After making sure Tyler's father doesn't pull anything else on Jefferson, Bruce and Rick rejoin Marlo and Betty in Reno, where Marlo tries to ease Rick about Jim and Bruce is able to actually speak to Betty for the first time since the merger.

As you can guess, the next issue is a filler issue by a different artist concerning Man-Thing, a tentacle-faced Swamp Thing... thing who's crossed paths with the Fantastic Four, the X-Men, and even fucking Howard the Duck. I've already shown you the most important part of the issue, where Bruce was tearing a different Man-Thing a new one. Moving on.

And now we reach the reason the Pantheon brought Bruce on in the first place; the war in Trans-Sabal, a middle eastern country run by a tyrant who slaughters his people for laughs, but gets US military backup with promises of oil and turning his government into a democracy. Or as I like to call it, the bit with Totally-Not-Saddam-Hussein.

At first, things aren't going too well, as a bunch of resistance soldiers are getting the piss beaten out of them by giant robots.
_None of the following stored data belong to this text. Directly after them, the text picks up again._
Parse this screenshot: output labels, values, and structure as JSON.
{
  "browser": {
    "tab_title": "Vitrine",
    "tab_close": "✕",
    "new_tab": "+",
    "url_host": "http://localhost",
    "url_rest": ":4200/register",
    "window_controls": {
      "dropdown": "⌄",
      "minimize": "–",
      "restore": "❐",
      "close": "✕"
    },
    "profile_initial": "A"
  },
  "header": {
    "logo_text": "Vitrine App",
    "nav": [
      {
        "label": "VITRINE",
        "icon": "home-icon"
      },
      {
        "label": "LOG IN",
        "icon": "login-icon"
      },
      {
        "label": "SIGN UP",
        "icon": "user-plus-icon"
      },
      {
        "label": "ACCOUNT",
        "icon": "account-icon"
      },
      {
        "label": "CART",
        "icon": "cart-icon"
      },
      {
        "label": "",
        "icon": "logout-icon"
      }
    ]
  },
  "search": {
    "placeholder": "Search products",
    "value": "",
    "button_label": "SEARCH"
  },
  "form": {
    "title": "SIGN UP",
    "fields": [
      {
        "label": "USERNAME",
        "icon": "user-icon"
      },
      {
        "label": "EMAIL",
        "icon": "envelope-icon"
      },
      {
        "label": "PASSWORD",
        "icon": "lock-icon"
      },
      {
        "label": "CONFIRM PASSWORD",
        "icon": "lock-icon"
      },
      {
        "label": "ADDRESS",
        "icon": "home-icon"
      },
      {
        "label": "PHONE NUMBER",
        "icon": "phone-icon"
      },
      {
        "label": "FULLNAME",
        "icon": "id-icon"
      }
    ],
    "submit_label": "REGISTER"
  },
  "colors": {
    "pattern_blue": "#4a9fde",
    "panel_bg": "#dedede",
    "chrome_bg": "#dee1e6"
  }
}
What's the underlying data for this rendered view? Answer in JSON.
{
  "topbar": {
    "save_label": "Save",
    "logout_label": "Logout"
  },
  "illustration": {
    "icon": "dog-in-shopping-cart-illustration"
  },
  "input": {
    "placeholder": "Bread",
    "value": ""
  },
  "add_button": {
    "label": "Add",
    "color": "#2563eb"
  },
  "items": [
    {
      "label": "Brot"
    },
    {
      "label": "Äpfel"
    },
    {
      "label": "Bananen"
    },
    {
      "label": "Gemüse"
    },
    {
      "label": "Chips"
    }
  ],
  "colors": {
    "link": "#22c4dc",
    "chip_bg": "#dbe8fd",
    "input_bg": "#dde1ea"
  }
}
One of them is pinned under a giant cannon that got blown off its base, and when the entire group of soldiers can't so much as budge the canon they all go into hysterics about the Pantheon abandoning them, when reinforcements finally show up.

"Reinforcements? I am the reinforcements!"

Gold star to anyone who knows what that line's from.

The giant cannon soon runs out of ammo but Bruce is actually able to do more damage bare-handed, especially after some of the pilots piss him off by saying he's "helpless" and "weakening". After Bruce annihilates the robots, Rick comes through wondering how he got roped into this mess when all he came to do was give Bruce a gift from Betty and ask about a book that I'm pretty sure Bruce was reading for advice on banging a woman a fraction his size.

Rick takes a closer look at the wreckage, and discovers the robots are actually SHIELD-issued Mandroids. Rick salvages a piece of armor with the SHIELD logo on it and shows it to Bruce, who doesn't exactly like Rick's implication that he's on the wrong side.

After taking a few breaths, Bruce explains more calmly to Rick that he understands what he's getting at, and he too realizes they're in a gray area legally, but are in the right morally. Ulysses and Hector need to plan their next move with Bruce, so Rick goes off to fraternize with the other soldiers. He meets Shurk, a Sabalian who joined the Pantheon's resistance to get back at Dahn for killing his father over some newspaper editorials and driving his mother to suicide.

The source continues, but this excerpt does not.